Vogels then returned to the stage to discuss how everyone wants to focus on business logic and 95% of AWS features and services are being built based on customer feedback. This introduction marked the beginning of numerous serverless announcements across IDEs, languages, programming models, and workflows. First, Vogels announced the AWS Toolkits for popular IDEs which include PyCharm, IntelliJ, and VS Code. Then he announced the general availability of Ruby support for Lambda. Next, he announced Custom Runtimes which gives you a platform to bring your own favorite language and is powered by a new Runtime API. This means there is now no limitation to what language you can use for serverless development. The general availability of Lambda Layers came next which extends the Lambda execution environment with any binaries, dependencies, or runtimes.

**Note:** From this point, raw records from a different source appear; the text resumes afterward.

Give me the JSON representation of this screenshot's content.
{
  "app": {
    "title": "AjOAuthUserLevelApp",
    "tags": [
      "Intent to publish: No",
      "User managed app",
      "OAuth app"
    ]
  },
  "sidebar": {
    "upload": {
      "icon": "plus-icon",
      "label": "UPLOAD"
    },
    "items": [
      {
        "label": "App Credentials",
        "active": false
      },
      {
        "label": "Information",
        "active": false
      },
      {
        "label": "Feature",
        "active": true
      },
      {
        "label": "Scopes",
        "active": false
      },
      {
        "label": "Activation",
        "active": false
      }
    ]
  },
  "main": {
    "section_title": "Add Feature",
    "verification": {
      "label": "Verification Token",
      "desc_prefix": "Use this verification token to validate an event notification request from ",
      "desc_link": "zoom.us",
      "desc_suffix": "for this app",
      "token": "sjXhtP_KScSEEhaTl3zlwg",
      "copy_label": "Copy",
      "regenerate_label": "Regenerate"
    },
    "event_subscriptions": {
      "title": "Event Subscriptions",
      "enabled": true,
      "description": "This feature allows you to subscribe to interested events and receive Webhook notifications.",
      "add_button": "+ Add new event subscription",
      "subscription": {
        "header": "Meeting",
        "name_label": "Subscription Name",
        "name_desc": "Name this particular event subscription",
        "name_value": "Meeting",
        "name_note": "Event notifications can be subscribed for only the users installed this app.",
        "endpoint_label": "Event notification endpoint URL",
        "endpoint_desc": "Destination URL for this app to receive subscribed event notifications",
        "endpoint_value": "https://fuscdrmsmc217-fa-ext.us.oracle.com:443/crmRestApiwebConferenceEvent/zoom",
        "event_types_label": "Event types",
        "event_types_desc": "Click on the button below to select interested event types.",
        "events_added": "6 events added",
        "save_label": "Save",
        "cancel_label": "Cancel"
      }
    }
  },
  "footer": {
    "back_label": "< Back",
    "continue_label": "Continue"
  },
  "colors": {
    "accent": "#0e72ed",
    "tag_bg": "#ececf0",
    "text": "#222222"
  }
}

Vogels went on to introduce other exciting enhancements including:
- The Nested Applications Using Serverless Application Repository which lets you compose application architectures from reusable building blocks and share applications with teams or publicly to improve agility.
- Building on the release of Step Functions from a few years ago, Vogels announced the general availability of Step Functions service integrations which let you connect and coordinate AWS services together without writing code, including AWS Batch, Amazon ECS, AWS Fargate, AWS Glue, Amazon DynamoDB, Amazon SNS, Amazon SQS, and Amazon SageMaker.
- Next was WebSocket support for API Gateway which lets you build real-time two-way communication applications. This allows you to transition from a traditional compute environment to the serverless world without having to change your APIs.
- Vogels then announced ALB Support for Lambda which enables you to integrate Lambda functions into existing web architectures, removing more barriers to entry.
- The final announcement on the serverless topic was designed to alleviate challenges with deploying Apache Kafka, thus the Amazon Managed Streaming for Kafka is now in preview.
Are you well architected?
Coming full circle with the architecture theme for this keynote, Vogels started to close out by asking “Are you well architected?” He then welcomed National Australia Bank to the stage to share their story about how they are building on AWS. Vogels then highlighted the five pillars of the Well-Architected Framework which includes operational excellence, security, reliability, performance efficiency, and cost optimization. Then he discussed the current review process and how there is a new competency program for APN Partners to be able to perform the Well-Architected reviews.
In closing, Vogels made his final announcement of the day which was the availability of the AWS Well-Architected Tool which enables you to measure and validate your own architecture using AWS best practices and gain deep insights across your technology portfolio.